"Because I am not used to it," said Patty, leaning her white arms on the ledge in front of her and looking down at the shining sea of heads below. "I have been brought up to other accomplishments."

"Music," he murmured; "and—and—"

"And scrubbing and sweeping, and washing and ironing, and churning and bread-making, and cleaning dirty pots and kettles," said Patty, with elaborate distinctness.

"Ha-ha!" chuckled Mr. Smith. "I should like to see you cleaning pots and kettles! Cinderella after twelve o'clock, eh?"

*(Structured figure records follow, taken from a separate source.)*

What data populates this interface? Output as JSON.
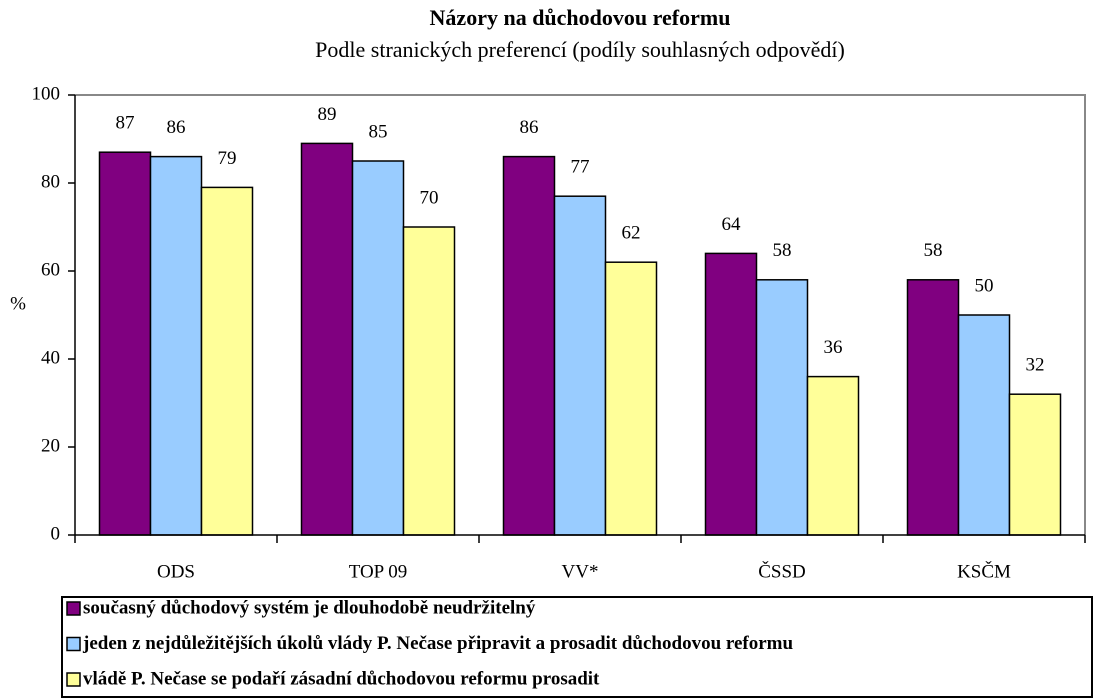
{
  "chart_data": {
    "type": "bar",
    "title": "Názory na důchodovou reformu",
    "subtitle": "Podle stranických preferencí (podíly souhlasných odpovědí)",
    "y_label": "%",
    "categories": [
      "ODS",
      "TOP 09",
      "VV*",
      "ČSSD",
      "KSČM"
    ],
    "series": [
      {
        "name": "současný důchodový systém je dlouhodobě neudržitelný",
        "color": "#800080",
        "values": [
          87,
          89,
          86,
          64,
          58
        ]
      },
      {
        "name": "jeden z nejdůležitějších úkolů vlády P. Nečase připravit a prosadit důchodovou reformu",
        "color": "#99ccff",
        "values": [
          86,
          85,
          77,
          58,
          50
        ]
      },
      {
        "name": "vládě P. Nečase se podaří zásadní důchodovou reformu prosadit",
        "color": "#ffff99",
        "values": [
          79,
          70,
          62,
          36,
          32
        ]
      }
    ],
    "ylim": [
      0,
      100
    ],
    "yticks": [
      0,
      20,
      40,
      60,
      80,
      100
    ],
    "grid": false,
    "legend": "bottom"
  }
}
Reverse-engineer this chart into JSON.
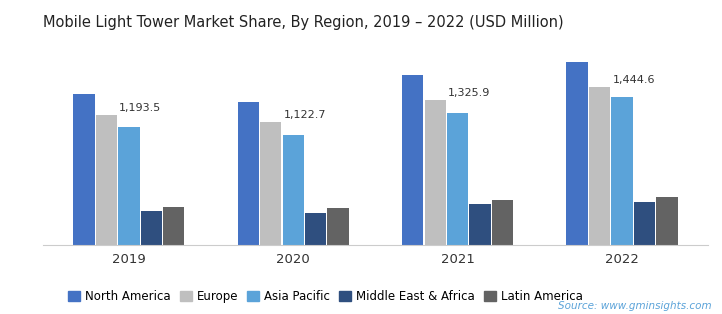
{
  "title": "Mobile Light Tower Market Share, By Region, 2019 – 2022 (USD Million)",
  "years": [
    "2019",
    "2020",
    "2021",
    "2022"
  ],
  "regions": [
    "North America",
    "Europe",
    "Asia Pacific",
    "Middle East & Africa",
    "Latin America"
  ],
  "values": {
    "North America": [
      1380,
      1310,
      1560,
      1680
    ],
    "Europe": [
      1193.5,
      1122.7,
      1325.9,
      1444.6
    ],
    "Asia Pacific": [
      1080,
      1010,
      1210,
      1360
    ],
    "Middle East & Africa": [
      310,
      295,
      375,
      395
    ],
    "Latin America": [
      350,
      340,
      415,
      440
    ]
  },
  "colors": {
    "North America": "#4472C4",
    "Europe": "#BFBFBF",
    "Asia Pacific": "#5BA3D9",
    "Middle East & Africa": "#2F4F7F",
    "Latin America": "#636363"
  },
  "ann_vals": [
    1193.5,
    1122.7,
    1325.9,
    1444.6
  ],
  "source_text": "Source: www.gminsights.com",
  "ylim": [
    0,
    1900
  ],
  "bar_width": 0.13,
  "background_color": "#ffffff",
  "title_fontsize": 10.5,
  "legend_fontsize": 8.5,
  "tick_fontsize": 9.5,
  "annotation_fontsize": 8
}
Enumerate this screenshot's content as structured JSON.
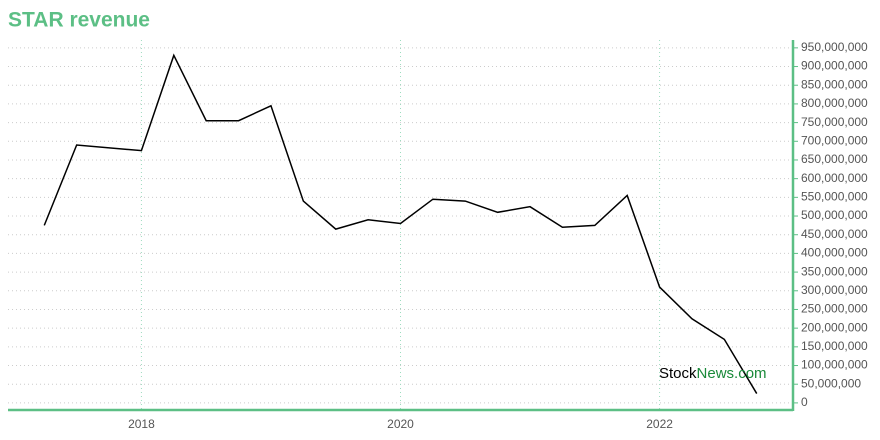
{
  "chart_data": {
    "type": "line",
    "title": "STAR revenue",
    "x": [
      2017.25,
      2017.5,
      2018.0,
      2018.25,
      2018.5,
      2018.75,
      2019.0,
      2019.25,
      2019.5,
      2019.75,
      2020.0,
      2020.25,
      2020.5,
      2020.75,
      2021.0,
      2021.25,
      2021.5,
      2021.75,
      2022.0,
      2022.25,
      2022.5,
      2022.75
    ],
    "series": [
      {
        "color": "#000000",
        "values": [
          475000000,
          690000000,
          675000000,
          930000000,
          755000000,
          755000000,
          795000000,
          540000000,
          465000000,
          490000000,
          480000000,
          545000000,
          540000000,
          510000000,
          525000000,
          470000000,
          475000000,
          555000000,
          310000000,
          225000000,
          170000000,
          25000000
        ]
      }
    ],
    "xlim": [
      2016.97,
      2023.03
    ],
    "xticks": [
      2018,
      2020,
      2022
    ],
    "ylim": [
      -19000000,
      971000000
    ],
    "yticks": [
      0,
      {
        "value": 50000000,
        "label": "50,000,000"
      },
      {
        "value": 100000000,
        "label": "100,000,000"
      },
      {
        "value": 150000000,
        "label": "150,000,000"
      },
      {
        "value": 200000000,
        "label": "200,000,000"
      },
      {
        "value": 250000000,
        "label": "250,000,000"
      },
      {
        "value": 300000000,
        "label": "300,000,000"
      },
      {
        "value": 350000000,
        "label": "350,000,000"
      },
      {
        "value": 400000000,
        "label": "400,000,000"
      },
      {
        "value": 450000000,
        "label": "450,000,000"
      },
      {
        "value": 500000000,
        "label": "500,000,000"
      },
      {
        "value": 550000000,
        "label": "550,000,000"
      },
      {
        "value": 600000000,
        "label": "600,000,000"
      },
      {
        "value": 650000000,
        "label": "650,000,000"
      },
      {
        "value": 700000000,
        "label": "700,000,000"
      },
      {
        "value": 750000000,
        "label": "750,000,000"
      },
      {
        "value": 800000000,
        "label": "800,000,000"
      },
      {
        "value": 850000000,
        "label": "850,000,000"
      },
      {
        "value": 900000000,
        "label": "900,000,000"
      },
      {
        "value": 950000000,
        "label": "950,000,000"
      }
    ],
    "grid": true,
    "axis_color": "#5cbf85",
    "watermark": [
      "Stock",
      "News.com"
    ]
  }
}
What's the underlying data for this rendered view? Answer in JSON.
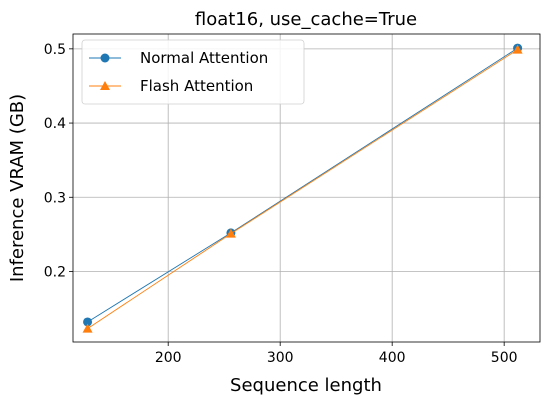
{
  "chart_data": {
    "type": "line",
    "title": "float16, use_cache=True",
    "xlabel": "Sequence length",
    "ylabel": "Inference VRAM (GB)",
    "xlim": [
      115,
      532
    ],
    "ylim": [
      0.105,
      0.52
    ],
    "xticks": [
      200,
      300,
      400,
      500
    ],
    "yticks": [
      0.2,
      0.3,
      0.4,
      0.5
    ],
    "xtick_labels": [
      "200",
      "300",
      "400",
      "500"
    ],
    "ytick_labels": [
      "0.2",
      "0.3",
      "0.4",
      "0.5"
    ],
    "grid": true,
    "legend_position": "top-left",
    "series": [
      {
        "name": "Normal Attention",
        "color": "#1f77b4",
        "marker": "circle",
        "x": [
          128,
          256,
          512
        ],
        "y": [
          0.132,
          0.252,
          0.501
        ]
      },
      {
        "name": "Flash Attention",
        "color": "#ff7f0e",
        "marker": "triangle",
        "x": [
          128,
          256,
          512
        ],
        "y": [
          0.123,
          0.251,
          0.499
        ]
      }
    ]
  }
}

"Yes," said she; "you have expressed it exactly. After twelve o'clock—what time is it now?—after twelve o'clock, or it may be a little later, I shall be Cinderella again. I shall take off my glass slippers, and go back to my kitchen." And she had an impulse to rise and run round the gallery to beg Elizabeth to get permission for their return to their own lodgings after the ball; only Elizabeth seemed to be enjoying her tête-à-tête so much that she had not the heart to disturb her. Then she looked up at Mr. Smith, who stared at her in a puzzled and embarrassed way. "You don't seem to believe me," she said, with a defiant smile. "Did you think I was a fine lady, like all these other people?"

"I have always thought you the most lovely—the most charming—"

"Nonsense. I see you don't understand at all. So just listen, and I will tell you." Whereupon Patty proceeded to sketch herself and her domestic circumstances in what, had it been another person, would have been a simply brutal manner. She made herself out to be a Cinderella indeed, in her life and habits, a parasite, a sycophant, a jay in borrowed plumage—everything that was sordid and "low," and calculated to shock the sensibilities of a "new rich" man; making her statement with calm energy and in the most terse and expressive terms. It was her penance, and it did her good. It made her feel that she was genuine in her unworthiness, which was the great thing just now; and it made her feel, also, that she was set back in her proper place at Paul Brion's side—or, rather, at his feet. It also comforted her, for some reason, to be able, as a matter of duty, to disgust Mr. Smith.

But Mr. Smith, though he was a "new rich" man, and not given to tell people who did not know it what he had been before he got his money, was still a man, and a shrewd man too. And he was not at all disgusted. Very far, indeed, from it. This admirable honesty, so rare in a young person of her sex and charms—this touching confidence in him as a lover and a gentleman—put the crowning grace to Patty's attractions and made her irresistible. Which was not what she meant to do at all.